# Aal angeln in spanien



## Siluro C&R (5. Januar 2005)

Nun, dann werde ich auch mal einige Zeilen an Euch richten. Ich habe das Forum mal so durch gekämmt und habe viel interessantes gefunden, daher mein Beitrag nun.:

!DIE AALE BEISSEN IMMER NOCH!  ...hier in Spanien...

Morgen werde ich mich mal wieder zum Wasser begeben und Euch später von dem Ergebnis berichten. Es gibt sicher einige Aalangler hier die Interesse an der Methodik des Angelns, wie es  hier praktiziert wird, haben und vielleicht einen ?Aalangelwinterurlaub? hier machen wollen  Nun denn, ich denke es wird Interessant.

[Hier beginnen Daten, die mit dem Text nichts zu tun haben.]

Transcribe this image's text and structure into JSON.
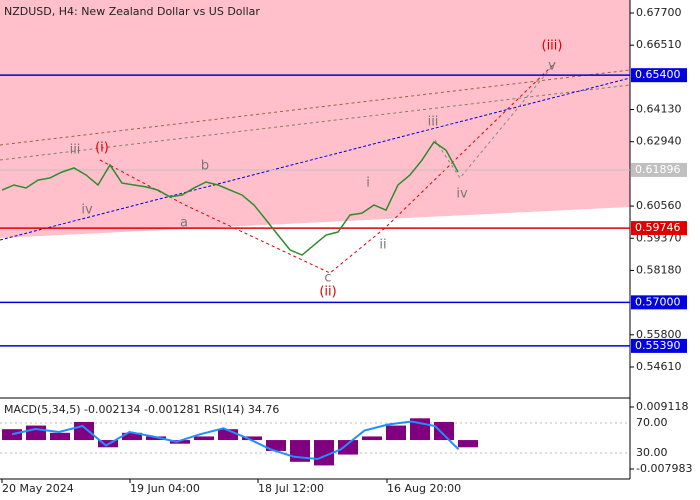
{
  "chart_data": {
    "type": "line",
    "title": "NZDUSD, H4:  New Zealand Dollar vs US Dollar",
    "color": "#2e8b2e",
    "values": [
      0.6115,
      0.6134,
      0.6123,
      0.6152,
      0.616,
      0.6182,
      0.6197,
      0.6171,
      0.6134,
      0.6208,
      0.6141,
      0.6134,
      0.6127,
      0.6115,
      0.609,
      0.6097,
      0.6123,
      0.6145,
      0.6134,
      0.6115,
      0.6097,
      0.606,
      0.6005,
      0.5949,
      0.5894,
      0.5875,
      0.5912,
      0.5949,
      0.596,
      0.6023,
      0.603,
      0.606,
      0.6041,
      0.6134,
      0.6171,
      0.6226,
      0.6293,
      0.6263,
      0.6182
    ],
    "x_labels": [
      "20 May 2024",
      "19 Jun 04:00",
      "18 Jul 12:00",
      "16 Aug 20:00"
    ],
    "ylim": [
      0.535,
      0.6818
    ],
    "yticks": [
      {
        "value": 0.677,
        "label": "0.67700"
      },
      {
        "value": 0.6651,
        "label": "0.66510"
      },
      {
        "value": 0.6413,
        "label": "0.64130"
      },
      {
        "value": 0.6294,
        "label": "0.62940"
      },
      {
        "value": 0.6056,
        "label": "0.60560"
      },
      {
        "value": 0.5937,
        "label": "0.59370"
      },
      {
        "value": 0.5818,
        "label": "0.58180"
      },
      {
        "value": 0.558,
        "label": "0.55800"
      },
      {
        "value": 0.5461,
        "label": "0.54610"
      }
    ],
    "levels": [
      {
        "value": 0.654,
        "label": "0.65400",
        "color": "#0000e0"
      },
      {
        "value": 0.61896,
        "label": "0.61896",
        "color": "#c0c0c0"
      },
      {
        "value": 0.59746,
        "label": "0.59746",
        "color": "#e00000"
      },
      {
        "value": 0.57,
        "label": "0.57000",
        "color": "#0000e0"
      },
      {
        "value": 0.5539,
        "label": "0.55390",
        "color": "#0000e0"
      }
    ],
    "waves": [
      "(i)",
      "(ii)",
      "(iii)",
      "iii",
      "iv",
      "a",
      "b",
      "c",
      "i",
      "ii",
      "iii",
      "iv",
      "v"
    ],
    "indicator": {
      "title": "MACD(5,34,5) -0.002134 -0.001281 RSI(14) 34.76",
      "ylim": [
        -0.010465,
        0.011049
      ],
      "yticks": [
        0.009118,
        -0.007983
      ],
      "histogram": {
        "color": "#800080",
        "values": [
          0.003,
          0.004,
          0.002,
          0.005,
          -0.002,
          0.002,
          0.001,
          -0.001,
          0.001,
          0.003,
          0.001,
          -0.003,
          -0.006,
          -0.007,
          -0.004,
          0.001,
          0.004,
          0.006,
          0.005,
          -0.002
        ]
      },
      "rsi": {
        "color": "#1e90ff",
        "ylim": [
          -3.3,
          100.7
        ],
        "yticks": [
          {
            "value": 70,
            "label": "70.00"
          },
          {
            "value": 30,
            "label": "30.00"
          }
        ],
        "values": [
          55,
          62,
          58,
          66,
          40,
          58,
          52,
          45,
          55,
          63,
          50,
          35,
          25,
          22,
          35,
          60,
          68,
          72,
          66,
          35
        ]
      }
    }
  }
}
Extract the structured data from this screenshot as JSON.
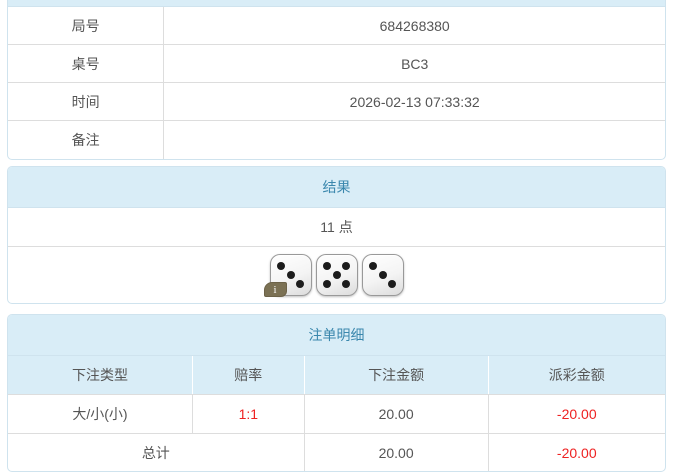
{
  "colors": {
    "header_bg": "#d9edf7",
    "header_text": "#3a87ad",
    "panel_border": "#cfe3ee",
    "row_border": "#dddddd",
    "body_text": "#555555",
    "negative_text": "#ee2222",
    "info_badge_bg": "#7b7154"
  },
  "info_table": {
    "rows": [
      {
        "label": "局号",
        "value": "684268380"
      },
      {
        "label": "桌号",
        "value": "BC3"
      },
      {
        "label": "时间",
        "value": "2026-02-13 07:33:32"
      },
      {
        "label": "备注",
        "value": ""
      }
    ]
  },
  "result_panel": {
    "title": "结果",
    "points": "11 点",
    "dice": [
      3,
      5,
      3
    ],
    "info_badge": "i"
  },
  "bets_panel": {
    "title": "注单明细",
    "columns": [
      "下注类型",
      "赔率",
      "下注金额",
      "派彩金额"
    ],
    "rows": [
      {
        "type": "大/小(小)",
        "odds": "1:1",
        "bet": "20.00",
        "payout": "-20.00"
      }
    ],
    "total": {
      "label": "总计",
      "bet": "20.00",
      "payout": "-20.00"
    }
  }
}
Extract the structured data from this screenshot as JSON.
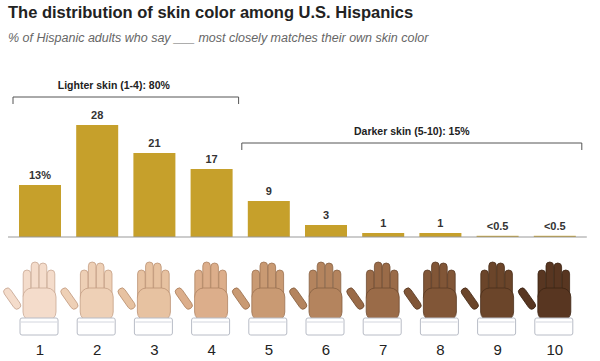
{
  "chart_data": {
    "type": "bar",
    "title": "The distribution of skin color among U.S. Hispanics",
    "subtitle": "% of Hispanic adults who say ___ most closely matches their own skin color",
    "categories": [
      "1",
      "2",
      "3",
      "4",
      "5",
      "6",
      "7",
      "8",
      "9",
      "10"
    ],
    "values": [
      13,
      28,
      21,
      17,
      9,
      3,
      1,
      1,
      0.3,
      0.3
    ],
    "value_labels": [
      "13%",
      "28",
      "21",
      "17",
      "9",
      "3",
      "1",
      "1",
      "<0.5",
      "<0.5"
    ],
    "color": "#c6a02b",
    "ylim": [
      0,
      30
    ],
    "data_labels": true,
    "tick_labels": "x",
    "annotations": [
      "Lighter skin (1-4): 80%",
      "Darker skin (5-10): 15%"
    ]
  }
}
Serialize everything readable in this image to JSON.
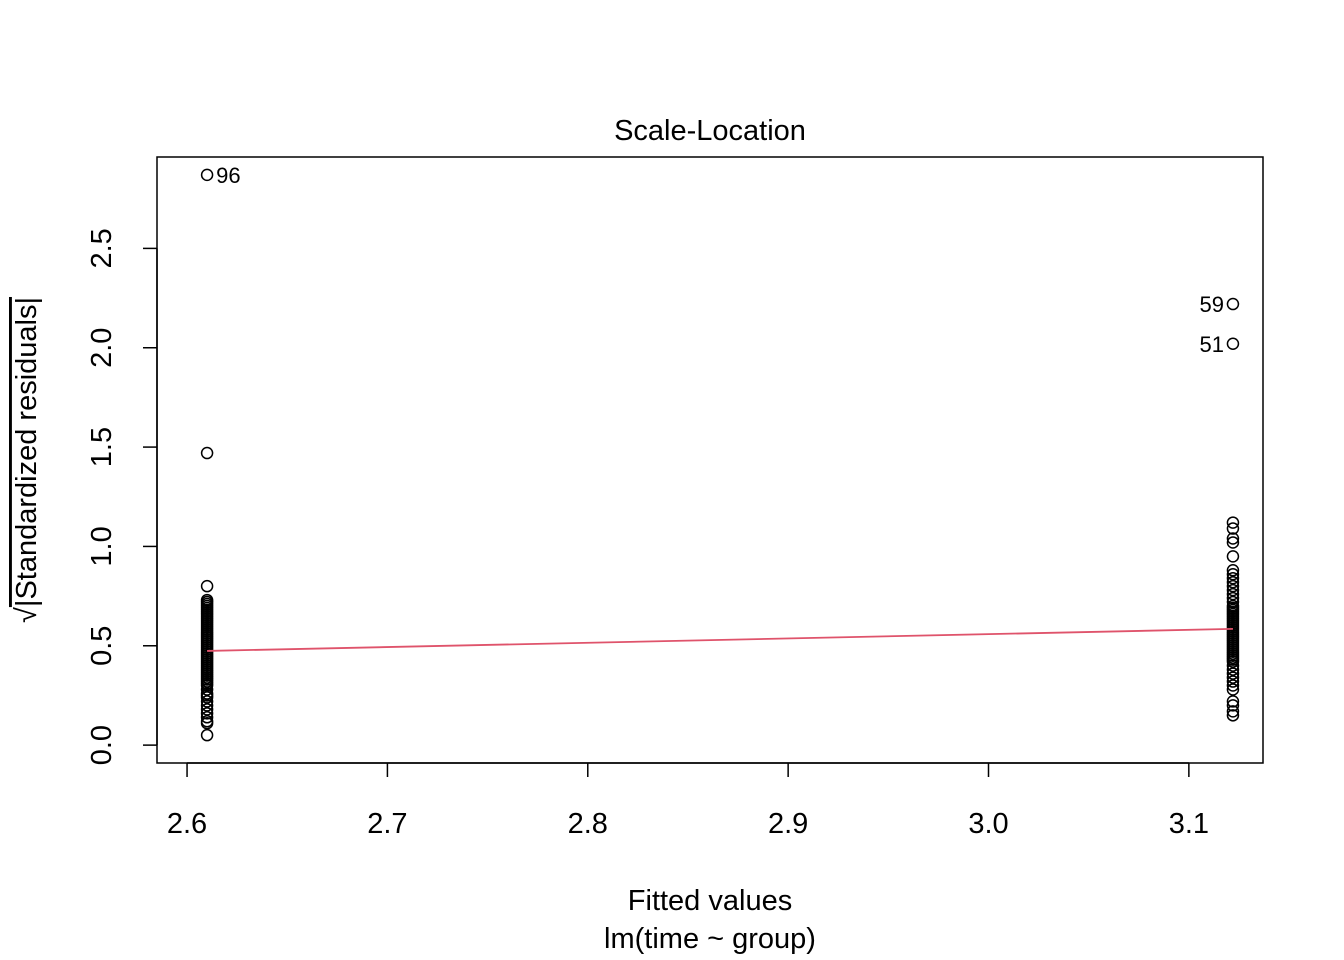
{
  "chart_data": {
    "type": "scatter",
    "title": "Scale-Location",
    "xlabel": "Fitted values",
    "subtitle": "lm(time ~ group)",
    "ylabel_prefix": "√",
    "ylabel": "|Standardized residuals|",
    "xlim": [
      2.585,
      3.137
    ],
    "ylim": [
      -0.09,
      2.96
    ],
    "xticks": [
      "2.6",
      "2.7",
      "2.8",
      "2.9",
      "3.0",
      "3.1"
    ],
    "yticks": [
      "0.0",
      "0.5",
      "1.0",
      "1.5",
      "2.0",
      "2.5"
    ],
    "grid": false,
    "colors": {
      "points": "#000000",
      "smooth": "#DF536B",
      "frame": "#000000"
    },
    "series": [
      {
        "x": 2.61,
        "values": [
          2.87,
          1.47,
          0.8,
          0.73,
          0.72,
          0.71,
          0.7,
          0.69,
          0.68,
          0.67,
          0.66,
          0.65,
          0.64,
          0.63,
          0.62,
          0.61,
          0.6,
          0.59,
          0.58,
          0.57,
          0.56,
          0.55,
          0.54,
          0.53,
          0.52,
          0.51,
          0.5,
          0.49,
          0.48,
          0.47,
          0.46,
          0.45,
          0.44,
          0.43,
          0.42,
          0.41,
          0.4,
          0.39,
          0.38,
          0.37,
          0.36,
          0.35,
          0.34,
          0.33,
          0.32,
          0.31,
          0.3,
          0.28,
          0.26,
          0.25,
          0.24,
          0.22,
          0.2,
          0.18,
          0.16,
          0.14,
          0.12,
          0.11,
          0.05
        ]
      },
      {
        "x": 3.122,
        "values": [
          2.22,
          2.02,
          1.12,
          1.09,
          1.04,
          1.02,
          0.95,
          0.88,
          0.86,
          0.84,
          0.82,
          0.8,
          0.78,
          0.76,
          0.74,
          0.72,
          0.7,
          0.69,
          0.68,
          0.67,
          0.66,
          0.65,
          0.64,
          0.63,
          0.62,
          0.61,
          0.6,
          0.59,
          0.58,
          0.57,
          0.56,
          0.55,
          0.54,
          0.53,
          0.52,
          0.51,
          0.5,
          0.49,
          0.48,
          0.47,
          0.46,
          0.45,
          0.44,
          0.43,
          0.42,
          0.4,
          0.38,
          0.36,
          0.34,
          0.32,
          0.3,
          0.28,
          0.22,
          0.2,
          0.17,
          0.15
        ]
      }
    ],
    "smooth_line": {
      "x": [
        2.61,
        3.122
      ],
      "y": [
        0.474,
        0.585
      ]
    },
    "annotations": [
      {
        "text": "96",
        "x": 2.61,
        "y": 2.87,
        "side": "right"
      },
      {
        "text": "59",
        "x": 3.122,
        "y": 2.22,
        "side": "left"
      },
      {
        "text": "51",
        "x": 3.122,
        "y": 2.02,
        "side": "left"
      }
    ]
  }
}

Bis bald, Gruß Manfred. |wavey:


----------



## Siluro C&R (9. Januar 2005)

*AW: Aal angeln in spanien*

Hab dann leider nur einen Aal gefangen, 60cm, Hünerfleisch auf Grund angeboten. War leider nicht viel los sonst, mag daran liegen, das es am Nachmittag stark geregnet hatte und der Temperatursprung Beißfaulheit bewirkte. 

 Aber wo richtig was los war, 2km flussab sind die Spanier am Glasaal fischen. Gibt es da eigentlich Bemühungen einer Organisation das zu unterbinden?

 Gruß Manfred


----------



## herrm (30. Januar 2005)

*AW: Aal angeln in spanien*

wo angelst du in spanien.


----------